🤖 AI Summary
Diffusion model inference suffers from severe computational redundancy; existing feature caching methods struggle to balance acceleration and generation quality—aggressive timestep reuse introduces distortion, while safer block- or token-level reuse yields limited speedup. This paper proposes X-Slim, a training-agnostic caching framework that jointly models redundancy across timesteps, network blocks, and spatial tokens.

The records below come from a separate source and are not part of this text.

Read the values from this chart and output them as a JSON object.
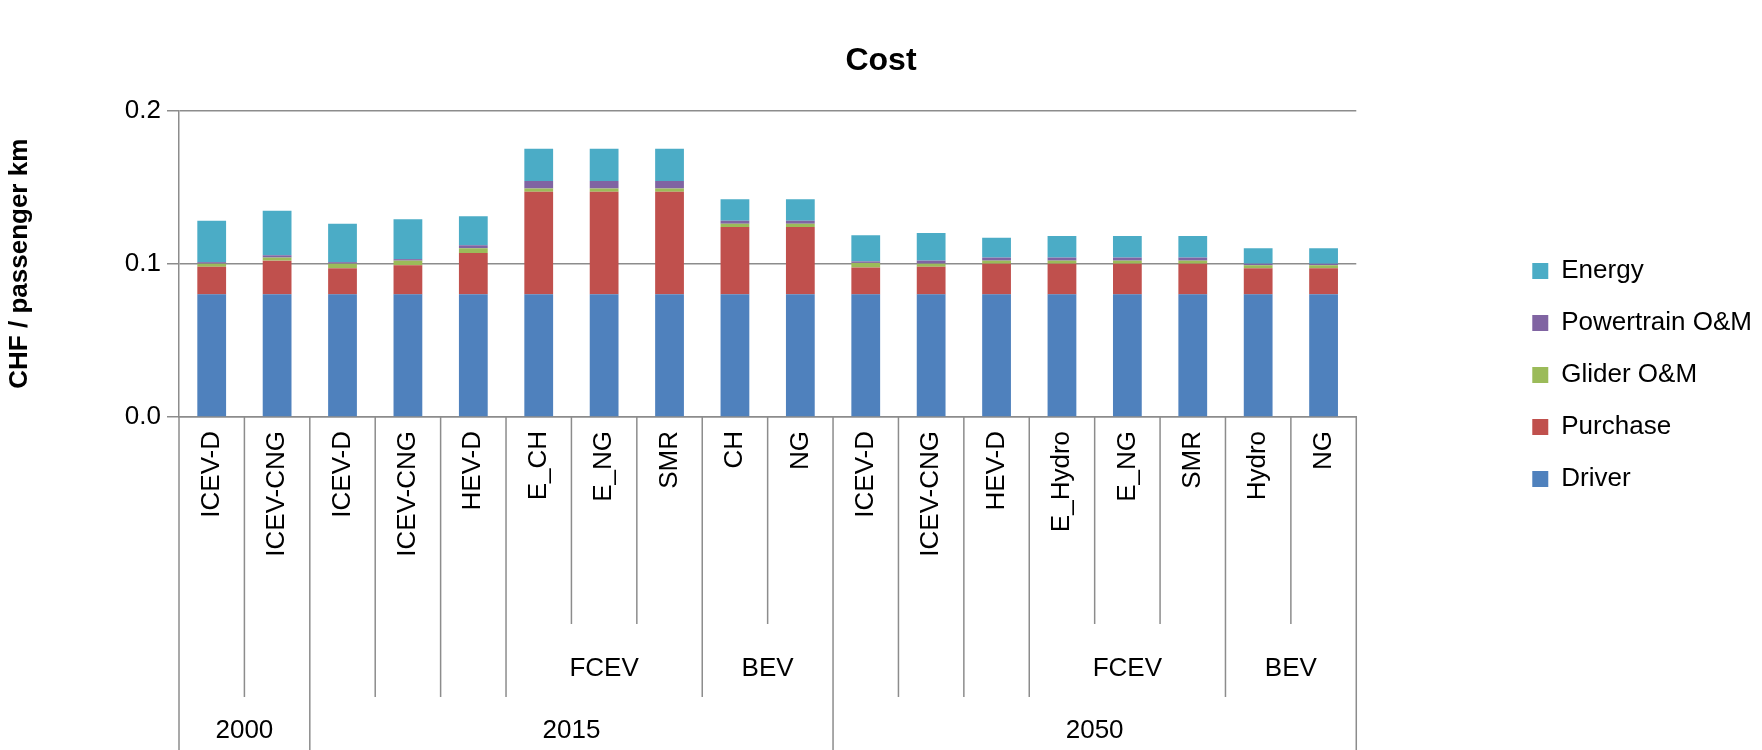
{
  "chart_data": {
    "type": "bar",
    "title": "Cost",
    "ylabel": "CHF / passenger km",
    "stacked": true,
    "categories": [
      "ICEV-D",
      "ICEV-CNG",
      "ICEV-D",
      "ICEV-CNG",
      "HEV-D",
      "E_CH",
      "E_NG",
      "SMR",
      "CH",
      "NG",
      "ICEV-D",
      "ICEV-CNG",
      "HEV-D",
      "E_Hydro",
      "E_NG",
      "SMR",
      "Hydro",
      "NG"
    ],
    "series": [
      {
        "name": "Driver",
        "color": "#4f81bd",
        "values": [
          0.08,
          0.08,
          0.08,
          0.08,
          0.08,
          0.08,
          0.08,
          0.08,
          0.08,
          0.08,
          0.08,
          0.08,
          0.08,
          0.08,
          0.08,
          0.08,
          0.08,
          0.08
        ]
      },
      {
        "name": "Purchase",
        "color": "#c0504d",
        "values": [
          0.018,
          0.022,
          0.017,
          0.019,
          0.027,
          0.067,
          0.067,
          0.067,
          0.044,
          0.044,
          0.0175,
          0.018,
          0.02,
          0.02,
          0.02,
          0.02,
          0.017,
          0.017
        ]
      },
      {
        "name": "Glider O&M",
        "color": "#9bbb59",
        "values": [
          0.002,
          0.002,
          0.003,
          0.003,
          0.003,
          0.002,
          0.002,
          0.002,
          0.002,
          0.002,
          0.003,
          0.002,
          0.002,
          0.002,
          0.002,
          0.002,
          0.002,
          0.002
        ]
      },
      {
        "name": "Powertrain O&M",
        "color": "#8064a2",
        "values": [
          0.001,
          0.0015,
          0.001,
          0.001,
          0.002,
          0.005,
          0.005,
          0.005,
          0.002,
          0.002,
          0.001,
          0.002,
          0.002,
          0.002,
          0.002,
          0.002,
          0.001,
          0.001
        ]
      },
      {
        "name": "Energy",
        "color": "#4bacc6",
        "values": [
          0.027,
          0.029,
          0.025,
          0.026,
          0.019,
          0.021,
          0.021,
          0.021,
          0.014,
          0.014,
          0.017,
          0.018,
          0.013,
          0.014,
          0.014,
          0.014,
          0.01,
          0.01
        ]
      }
    ],
    "ylim": [
      0,
      0.2
    ],
    "yticks": [
      {
        "value": 0,
        "label": "0.0"
      },
      0.1,
      0.2
    ],
    "grid": "y",
    "legend": "right",
    "annotations": [
      "FCEV",
      "BEV",
      "FCEV",
      "BEV",
      "2000",
      "2015",
      "2050"
    ]
  }
}
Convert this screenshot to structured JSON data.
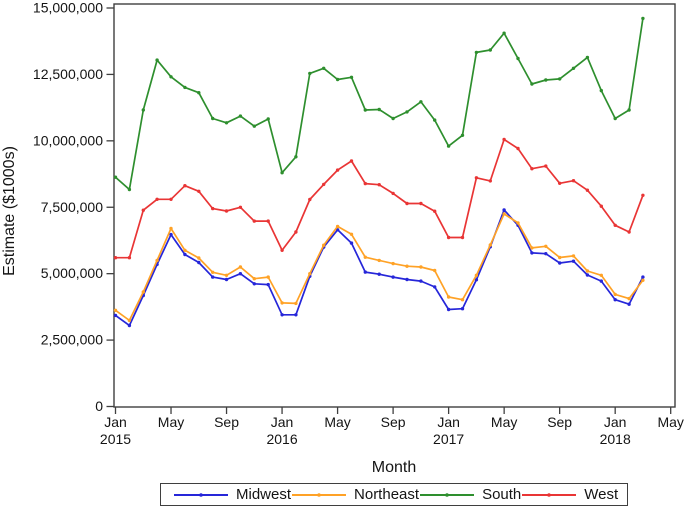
{
  "chart_data": {
    "type": "line",
    "title": "",
    "xlabel": "Month",
    "ylabel": "Estimate ($1000s)",
    "ylim": [
      0,
      15000000
    ],
    "grid": "off",
    "legend": {
      "position": "bottom-center",
      "border": true
    },
    "colors": {
      "axis": "#3f3f3f",
      "text": "#141414",
      "background": "#ffffff"
    },
    "y_axis": {
      "ticks": [
        {
          "value": 0,
          "label": "0"
        },
        {
          "value": 2500000,
          "label": "2,500,000"
        },
        {
          "value": 5000000,
          "label": "5,000,000"
        },
        {
          "value": 7500000,
          "label": "7,500,000"
        },
        {
          "value": 10000000,
          "label": "10,000,000"
        },
        {
          "value": 12500000,
          "label": "12,500,000"
        },
        {
          "value": 15000000,
          "label": "15,000,000"
        }
      ]
    },
    "x_axis": {
      "ticks": [
        {
          "month": "Jan",
          "year": "2015",
          "index": 0
        },
        {
          "month": "May",
          "year": "",
          "index": 4
        },
        {
          "month": "Sep",
          "year": "",
          "index": 8
        },
        {
          "month": "Jan",
          "year": "2016",
          "index": 12
        },
        {
          "month": "May",
          "year": "",
          "index": 16
        },
        {
          "month": "Sep",
          "year": "",
          "index": 20
        },
        {
          "month": "Jan",
          "year": "2017",
          "index": 24
        },
        {
          "month": "May",
          "year": "",
          "index": 28
        },
        {
          "month": "Sep",
          "year": "",
          "index": 32
        },
        {
          "month": "Jan",
          "year": "2018",
          "index": 36
        },
        {
          "month": "May",
          "year": "",
          "index": 40
        }
      ]
    },
    "months": [
      "Jan 2015",
      "Feb 2015",
      "Mar 2015",
      "Apr 2015",
      "May 2015",
      "Jun 2015",
      "Jul 2015",
      "Aug 2015",
      "Sep 2015",
      "Oct 2015",
      "Nov 2015",
      "Dec 2015",
      "Jan 2016",
      "Feb 2016",
      "Mar 2016",
      "Apr 2016",
      "May 2016",
      "Jun 2016",
      "Jul 2016",
      "Aug 2016",
      "Sep 2016",
      "Oct 2016",
      "Nov 2016",
      "Dec 2016",
      "Jan 2017",
      "Feb 2017",
      "Mar 2017",
      "Apr 2017",
      "May 2017",
      "Jun 2017",
      "Jul 2017",
      "Aug 2017",
      "Sep 2017",
      "Oct 2017",
      "Nov 2017",
      "Dec 2017",
      "Jan 2018",
      "Feb 2018",
      "Mar 2018"
    ],
    "series": [
      {
        "name": "Midwest",
        "color": "#2626d9",
        "values": [
          3430000,
          3050000,
          4180000,
          5350000,
          6470000,
          5720000,
          5420000,
          4870000,
          4780000,
          5000000,
          4620000,
          4590000,
          3450000,
          3450000,
          4900000,
          6000000,
          6650000,
          6150000,
          5060000,
          4980000,
          4870000,
          4780000,
          4720000,
          4500000,
          3650000,
          3680000,
          4770000,
          6010000,
          7400000,
          6820000,
          5780000,
          5750000,
          5400000,
          5470000,
          4950000,
          4720000,
          4020000,
          3850000,
          4870000
        ]
      },
      {
        "name": "Northeast",
        "color": "#ffa226",
        "values": [
          3620000,
          3240000,
          4310000,
          5500000,
          6700000,
          5880000,
          5590000,
          5050000,
          4940000,
          5250000,
          4810000,
          4870000,
          3900000,
          3880000,
          5000000,
          6070000,
          6780000,
          6480000,
          5620000,
          5500000,
          5380000,
          5280000,
          5250000,
          5120000,
          4120000,
          4020000,
          4940000,
          6080000,
          7250000,
          6910000,
          5970000,
          6030000,
          5610000,
          5670000,
          5100000,
          4940000,
          4220000,
          4060000,
          4750000
        ]
      },
      {
        "name": "South",
        "color": "#2e8f2e",
        "values": [
          8630000,
          8170000,
          11160000,
          13040000,
          12410000,
          12010000,
          11810000,
          10840000,
          10680000,
          10930000,
          10550000,
          10820000,
          8800000,
          9400000,
          12540000,
          12730000,
          12310000,
          12390000,
          11160000,
          11180000,
          10840000,
          11090000,
          11470000,
          10780000,
          9800000,
          10210000,
          13330000,
          13420000,
          14050000,
          13100000,
          12140000,
          12290000,
          12330000,
          12730000,
          13140000,
          11890000,
          10840000,
          11160000,
          14610000
        ]
      },
      {
        "name": "West",
        "color": "#e93535",
        "values": [
          5600000,
          5600000,
          7390000,
          7800000,
          7800000,
          8310000,
          8100000,
          7450000,
          7360000,
          7500000,
          6980000,
          6980000,
          5880000,
          6570000,
          7790000,
          8360000,
          8900000,
          9240000,
          8390000,
          8350000,
          8020000,
          7640000,
          7640000,
          7350000,
          6360000,
          6360000,
          8610000,
          8490000,
          10050000,
          9710000,
          8950000,
          9050000,
          8400000,
          8500000,
          8140000,
          7540000,
          6820000,
          6570000,
          7950000
        ]
      }
    ]
  }
}
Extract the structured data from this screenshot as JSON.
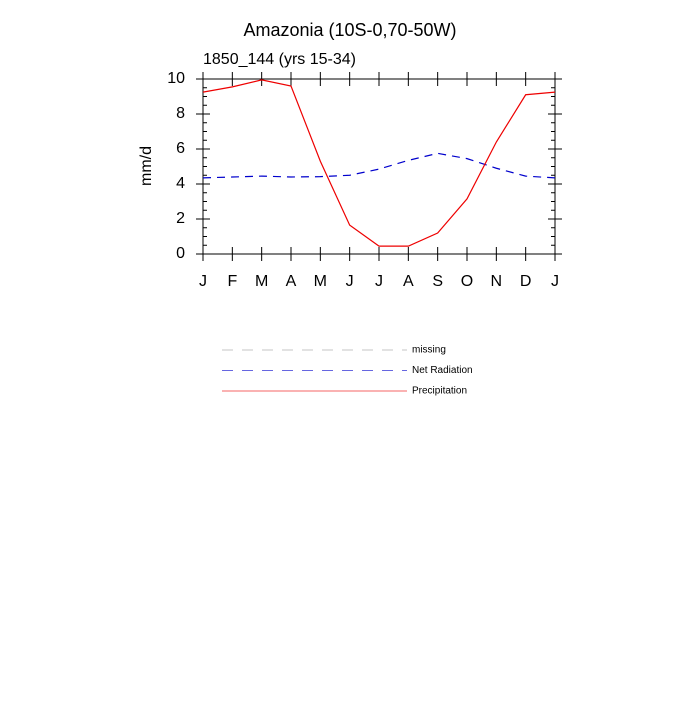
{
  "chart_data": {
    "type": "line",
    "title": "Amazonia (10S-0,70-50W)",
    "subtitle": "1850_144 (yrs 15-34)",
    "y_label": "mm/d",
    "categories": [
      "J",
      "F",
      "M",
      "A",
      "M",
      "J",
      "J",
      "A",
      "S",
      "O",
      "N",
      "D",
      "J"
    ],
    "ylim": [
      0,
      10
    ],
    "yticks": [
      0,
      2,
      4,
      6,
      8,
      10
    ],
    "yminorticks": [
      0.5,
      1,
      1.5,
      2.5,
      3,
      3.5,
      4.5,
      5,
      5.5,
      6.5,
      7,
      7.5,
      8.5,
      9,
      9.5
    ],
    "grid": false,
    "series": [
      {
        "name": "missing",
        "color": "#a0a0a0",
        "dash": "dashed",
        "values": [
          null,
          null,
          null,
          null,
          null,
          null,
          null,
          null,
          null,
          null,
          null,
          null,
          null
        ]
      },
      {
        "name": "Net Radiation",
        "color": "#0000cc",
        "dash": "dashed",
        "values": [
          4.35,
          4.4,
          4.45,
          4.4,
          4.42,
          4.5,
          4.85,
          5.35,
          5.75,
          5.45,
          4.9,
          4.45,
          4.35
        ]
      },
      {
        "name": "Precipitation",
        "color": "#ee0000",
        "dash": "solid",
        "values": [
          9.25,
          9.55,
          9.95,
          9.6,
          5.3,
          1.65,
          0.45,
          0.45,
          1.2,
          3.15,
          6.4,
          9.1,
          9.25
        ]
      }
    ]
  }
}
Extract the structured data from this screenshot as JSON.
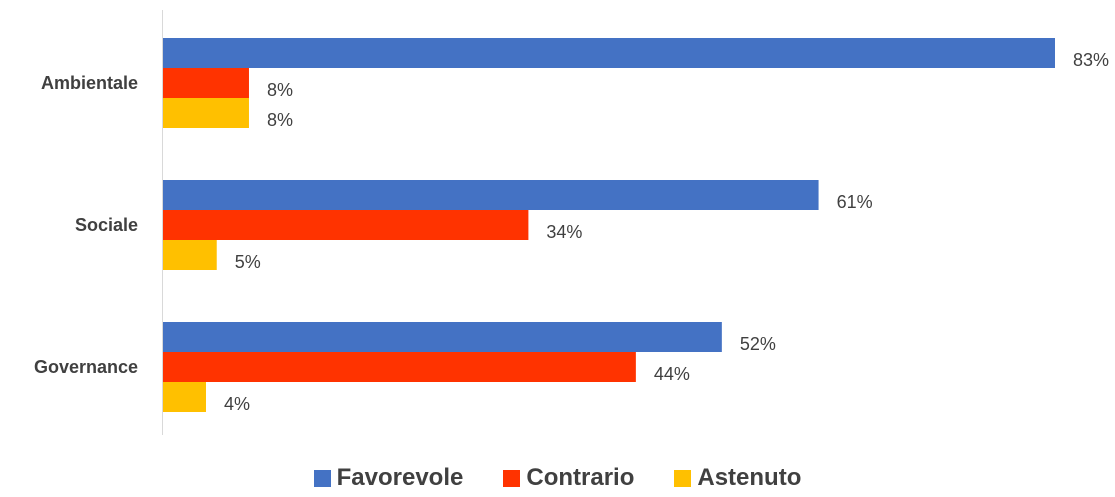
{
  "chart_data": {
    "type": "bar",
    "orientation": "horizontal",
    "categories": [
      "Ambientale",
      "Sociale",
      "Governance"
    ],
    "series": [
      {
        "name": "Favorevole",
        "color": "#4472C4",
        "values": [
          83,
          61,
          52
        ],
        "labels": [
          "83%",
          "61%",
          "52%"
        ]
      },
      {
        "name": "Contrario",
        "color": "#FF3300",
        "values": [
          8,
          34,
          44
        ],
        "labels": [
          "8%",
          "34%",
          "44%"
        ]
      },
      {
        "name": "Astenuto",
        "color": "#FFC000",
        "values": [
          8,
          5,
          4
        ],
        "labels": [
          "8%",
          "5%",
          "4%"
        ]
      }
    ],
    "xlim": [
      0,
      83
    ],
    "grid": false,
    "legend_position": "bottom"
  }
}
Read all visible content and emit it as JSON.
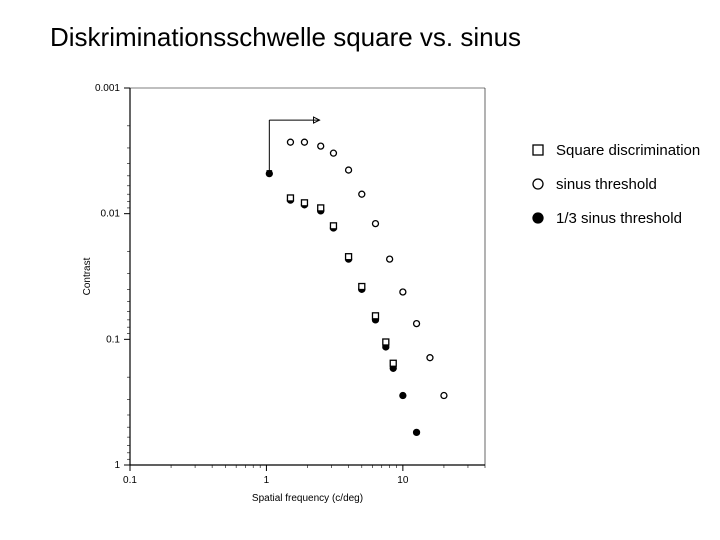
{
  "title": "Diskriminationsschwelle square vs. sinus",
  "chart": {
    "type": "scatter",
    "x_axis": {
      "label": "Spatial frequency (c/deg)",
      "scale": "log",
      "min": 0.1,
      "max": 40,
      "ticks": [
        0.1,
        1,
        10
      ],
      "tick_labels": [
        "0.1",
        "1",
        "10"
      ],
      "label_fontsize": 10,
      "tick_fontsize": 10
    },
    "y_axis": {
      "label": "Contrast",
      "scale": "log_reversed",
      "min": 0.001,
      "max": 1,
      "ticks": [
        0.001,
        0.01,
        0.1,
        1
      ],
      "tick_labels": [
        "0.001",
        "0.01",
        "0.1",
        "1"
      ],
      "label_fontsize": 10,
      "tick_fontsize": 10
    },
    "colors": {
      "background": "#ffffff",
      "axis": "#000000",
      "marker_stroke": "#000000",
      "marker_fill_open": "#ffffff",
      "marker_fill_closed": "#000000"
    },
    "marker_size": 6,
    "stroke_width": 1.3,
    "arrow": {
      "x": 1.05,
      "y_from": 0.0018,
      "y_to": 0.0045,
      "bar_x_from": 1.05,
      "bar_x_to": 2.45
    },
    "series": [
      {
        "name": "sinus_threshold",
        "marker": "circle-open",
        "points": [
          [
            1.5,
            0.0027
          ],
          [
            1.9,
            0.0027
          ],
          [
            2.5,
            0.0029
          ],
          [
            3.1,
            0.0033
          ],
          [
            4.0,
            0.0045
          ],
          [
            5.0,
            0.007
          ],
          [
            6.3,
            0.012
          ],
          [
            8.0,
            0.023
          ],
          [
            10.0,
            0.042
          ],
          [
            12.6,
            0.075
          ],
          [
            15.8,
            0.14
          ],
          [
            20.0,
            0.28
          ]
        ]
      },
      {
        "name": "one_third_sinus",
        "marker": "circle-filled",
        "points": [
          [
            1.05,
            0.0048
          ],
          [
            1.5,
            0.0078
          ],
          [
            1.9,
            0.0085
          ],
          [
            2.5,
            0.0095
          ],
          [
            3.1,
            0.013
          ],
          [
            4.0,
            0.023
          ],
          [
            5.0,
            0.04
          ],
          [
            6.3,
            0.07
          ],
          [
            7.5,
            0.115
          ],
          [
            8.5,
            0.17
          ],
          [
            10.0,
            0.28
          ],
          [
            12.6,
            0.55
          ]
        ]
      },
      {
        "name": "square_discrimination",
        "marker": "square-open",
        "points": [
          [
            1.5,
            0.0075
          ],
          [
            1.9,
            0.0082
          ],
          [
            2.5,
            0.009
          ],
          [
            3.1,
            0.0125
          ],
          [
            4.0,
            0.022
          ],
          [
            5.0,
            0.038
          ],
          [
            6.3,
            0.065
          ],
          [
            7.5,
            0.105
          ],
          [
            8.5,
            0.155
          ]
        ]
      }
    ]
  },
  "legend": {
    "items": [
      {
        "marker": "square-open",
        "label": "Square discrimination"
      },
      {
        "marker": "circle-open",
        "label": "sinus threshold"
      },
      {
        "marker": "circle-filled",
        "label": "1/3 sinus threshold"
      }
    ]
  }
}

It introduces the first “push-then-polish” dual-threshold dynamic control mechanism, enabling adaptive caching scheduling: aggressive feature reuse followed by lightweight correction and precise reset. Without fine-tuning, X-Slim achieves the first multi-level redundancy co-compression. Evaluated on FLUX.1-dev, HunyuanVideo, and DiT-XL/2, it reduces latency by 4.97×, 3.52×, and 3.13×, respectively, while improving FID by 2.42—significantly advancing the speed–quality Pareto frontier.
📝 Abstract
Diffusion models achieve remarkable generative quality, but computational overhead scales with step count, model depth, and sequence length. Feature caching is effective since adjacent timesteps yield highly similar features. However, an inherent trade-off remains: aggressive timestep reuse offers large speedups but can easily cross the critical line, hurting fidelity, while block- or token-level reuse is safer but yields limited computational savings. We present X-Slim (eXtreme-Slimming Caching), a training-free, cache-based accelerator that, to our knowledge, is the first unified framework to exploit cacheable redundancy across timesteps, structure (blocks), and space (tokens). Rather than simply mixing levels, X-Slim introduces a dual-threshold controller that turns caching into a push-then-polish process: it first pushes reuse at the timestep level up to an early-warning line, then switches to lightweight block- and token-level refresh to polish the remaining redundancy, and triggers full inference once the critical line is crossed to reset accumulated error. At each level, context-aware indicators decide when and where to cache. Across diverse tasks, X-Slim advances the speed-quality frontier. On FLUX.1-dev and HunyuanVideo, it reduces latency by up to 4.97x and 3.52x with minimal perceptual loss. On DiT-XL/2, it reaches 3.13x acceleration and improves FID by 2.42 over prior methods.